Today’s paper is all about website visitors and how to get the most out of the data you collect. A good example of what to look for and what can be identified is presented by Bruno Goncalves and Jose J. Ramasco who wrote a paper called “Towards the characterization of individual users through web analytics“. This one is freely available online, so my synopsis will be shorted than usual as all of you can go and read the full thing.
They looked at temporal patterns, focusing on users’ return to a particular page. They measured the interval between visits and also how likely it was that these visitors would return. The random surfer model has been proved wrong many times, and this study goes on not only to show that once again but also to shed light on the factors that do typify a web user.
They used the Emory University website which received “over 3 million visitors to about 2:5 million pages for a grand total of over 53 million requests”. They used the probability of finding an inter-visit time of length T, P(t), and the probability of a user returning to the same site after a time T of the first visit, R(T). They found a steady and slow decrease in both functions.
Their findings reveal that:
- Visitors didn’t return to a previsously visited page
- They identified automated processed (like bots) through their regular dynamics
- Intervals between 2 consecutive requests to a given web page obey a power-law distribution with exponent over about 5 orders of magnitude in time.
- This finding allowed them to see that there was no average and that big fluctuations were possible, thus the “normal” user does not exist.

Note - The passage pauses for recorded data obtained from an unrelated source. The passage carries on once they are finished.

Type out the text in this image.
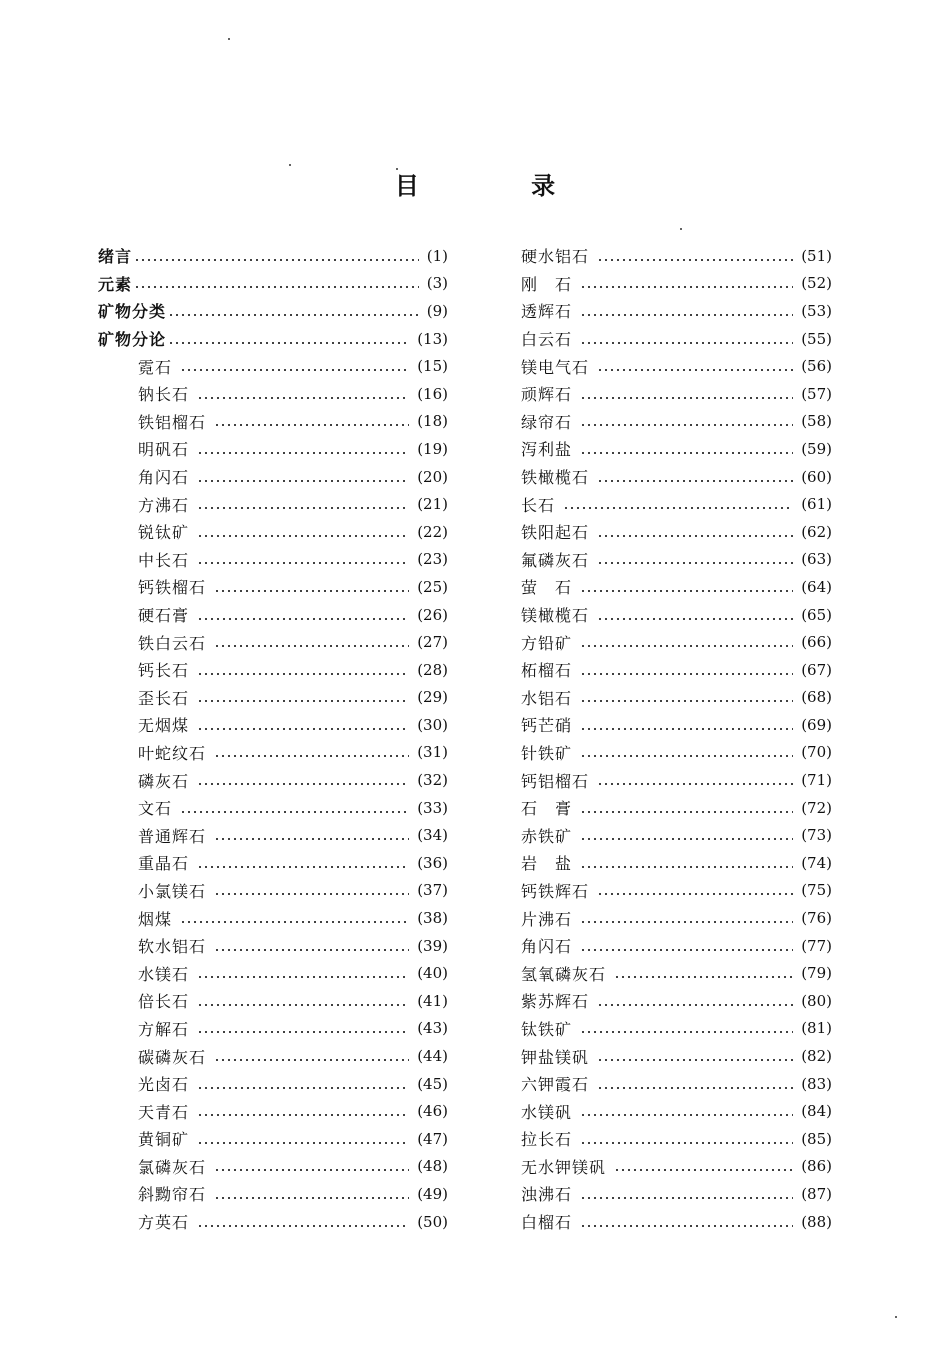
目 录
绪言	(1)
元素	(3)
矿物分类	(9)
矿物分论	(13)
霓石	(15)
钠长石	(16)
铁铝榴石	(18)
明矾石	(19)
角闪石	(20)
方沸石	(21)
锐钛矿	(22)
中长石	(23)
钙铁榴石	(25)
硬石膏	(26)
铁白云石	(27)
钙长石	(28)
歪长石	(29)
无烟煤	(30)
叶蛇纹石	(31)
磷灰石	(32)
文石	(33)
普通辉石	(34)
重晶石	(36)
小氯镁石	(37)
烟煤	(38)
软水铝石	(39)
水镁石	(40)
倍长石	(41)
方解石	(43)
碳磷灰石	(44)
光卤石	(45)
天青石	(46)
黄铜矿	(47)
氯磷灰石	(48)
斜黝帘石	(49)
方英石	(50)
硬水铝石	(51)
刚　石	(52)
透辉石	(53)
白云石	(55)
镁电气石	(56)
顽辉石	(57)
绿帘石	(58)
泻利盐	(59)
铁橄榄石	(60)
长石	(61)
铁阳起石	(62)
氟磷灰石	(63)
萤　石	(64)
镁橄榄石	(65)
方铅矿	(66)
柘榴石	(67)
水铝石	(68)
钙芒硝	(69)
针铁矿	(70)
钙铝榴石	(71)
石　膏	(72)
赤铁矿	(73)
岩　盐	(74)
钙铁辉石	(75)
片沸石	(76)
角闪石	(77)
氢氧磷灰石	(79)
紫苏辉石	(80)
钛铁矿	(81)
钾盐镁矾	(82)
六钾霞石	(83)
水镁矾	(84)
拉长石	(85)
无水钾镁矾	(86)
浊沸石	(87)
白榴石	(88)
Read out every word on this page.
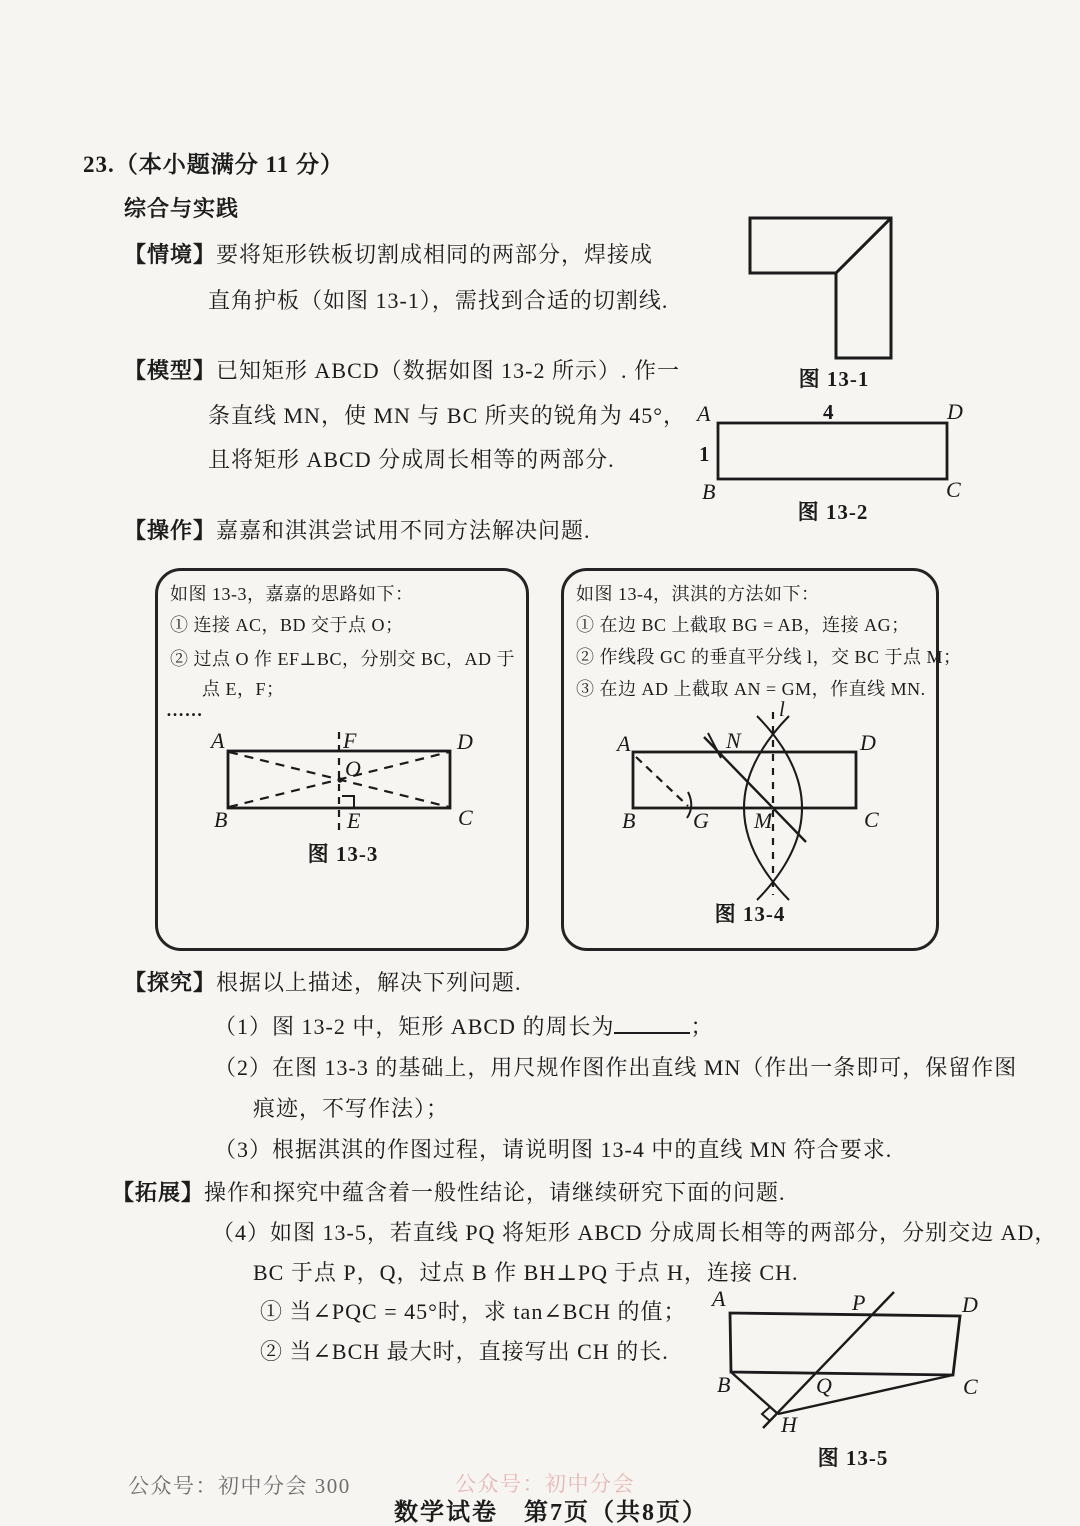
23.（本小题满分 11 分）
综合与实践
【情境】要将矩形铁板切割成相同的两部分，焊接成
直角护板（如图 13-1），需找到合适的切割线.
【模型】已知矩形 ABCD（数据如图 13-2 所示）. 作一
条直线 MN，使 MN 与 BC 所夹的锐角为 45°，
且将矩形 ABCD 分成周长相等的两部分.
【操作】嘉嘉和淇淇尝试用不同方法解决问题.
图 13-1
A	4	D
1
B	C
图 13-2
如图 13-3，嘉嘉的思路如下：
① 连接 AC，BD 交于点 O；
② 过点 O 作 EF⊥BC，分别交 BC，AD 于
点 E，F；
……
A	F	D
O
B	E	C
图 13-3
如图 13-4，淇淇的方法如下：
① 在边 BC 上截取 BG = AB，连接 AG；
② 作线段 GC 的垂直平分线 l，交 BC 于点 M；
③ 在边 AD 上截取 AN = GM，作直线 MN.
l
A	N	D
B	G M	C
图 13-4
【探究】根据以上描述，解决下列问题.
（1）图 13-2 中，矩形 ABCD 的周长为	；
（2）在图 13-3 的基础上，用尺规作图作出直线 MN（作出一条即可，保留作图
痕迹，不写作法）；
（3）根据淇淇的作图过程，请说明图 13-4 中的直线 MN 符合要求.
【拓展】操作和探究中蕴含着一般性结论，请继续研究下面的问题.
（4）如图 13-5，若直线 PQ 将矩形 ABCD 分成周长相等的两部分，分别交边 AD，
BC 于点 P，Q，过点 B 作 BH⊥PQ 于点 H，连接 CH.
① 当∠PQC = 45°时，求 tan∠BCH 的值；
② 当∠BCH 最大时，直接写出 CH 的长.
A	P	D
B	Q	C
H
图 13-5
公众号：初中分会 300	公众号：初中分会
数学试卷　第7页（共8页）
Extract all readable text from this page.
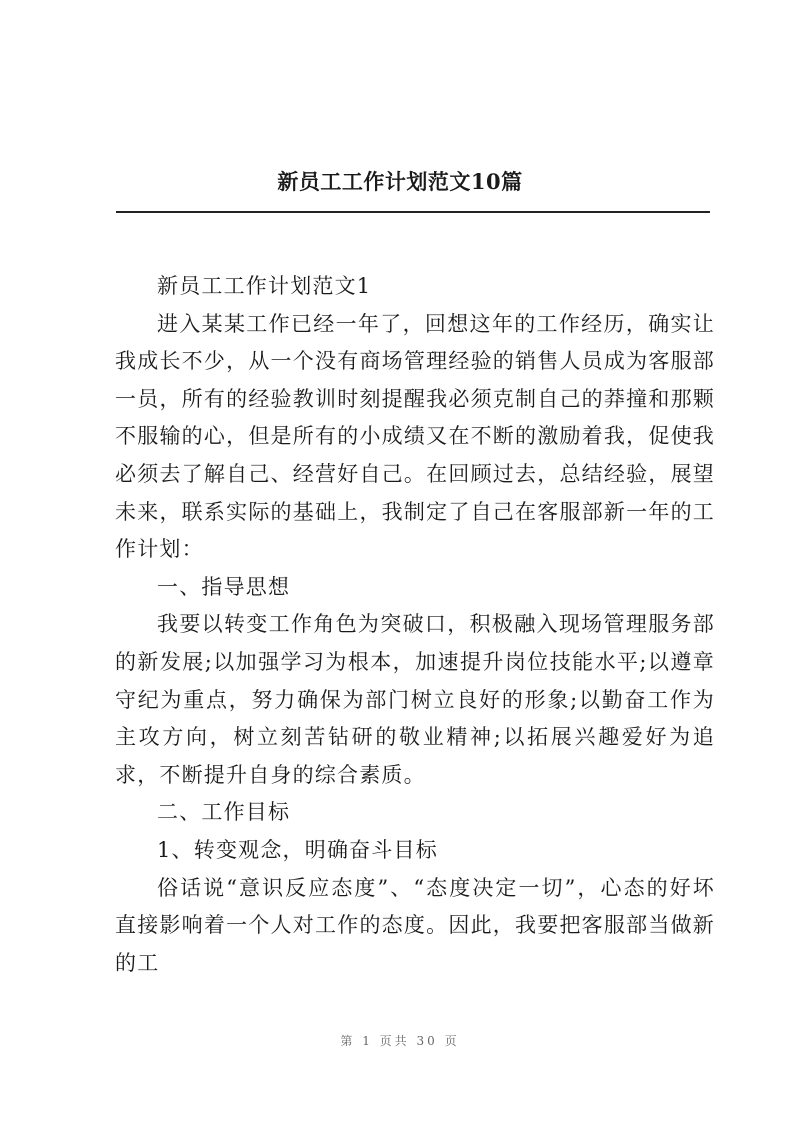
新员工工作计划范文10篇

新员工工作计划范文1

进入某某工作已经一年了，回想这年的工作经历，确实让我成长不少，从一个没有商场管理经验的销售人员成为客服部一员，所有的经验教训时刻提醒我必须克制自己的莽撞和那颗不服输的心，但是所有的小成绩又在不断的激励着我，促使我必须去了解自己、经营好自己。在回顾过去，总结经验，展望未来，联系实际的基础上，我制定了自己在客服部新一年的工作计划：

一、指导思想

我要以转变工作角色为突破口，积极融入现场管理服务部的新发展;以加强学习为根本，加速提升岗位技能水平;以遵章守纪为重点，努力确保为部门树立良好的形象;以勤奋工作为主攻方向，树立刻苦钻研的敬业精神;以拓展兴趣爱好为追求，不断提升自身的综合素质。

二、工作目标

1、转变观念，明确奋斗目标

俗话说“意识反应态度”、“态度决定一切”，心态的好坏直接影响着一个人对工作的态度。因此，我要把客服部当做新的工

第 1 页共 30 页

- Around 68% of requests were due to the visitor already having seen that page n the past
- The found that they could classify visitors into categories:
- Those that hit refresh or “back” and those students and staff coming back (usually after a 16hr period) to finish a task or check on updates or something.
The main idea to take away for site owners and SEO’s is the fact that categrories of visitors need to be considered. Instead of lumping them all together and looking at those patterns, it is probably more insightful to identify different categories of users based on their behaviour. This could be identified by looking at browsing patterns, temporal information, purchase history or product interest (identified through page interest). Many other variables can be found in website data if it’s filtered and analysed correctly. Metrics provided by analytics systems are useful but carrying out further data mining work on them can give you more detail and insight.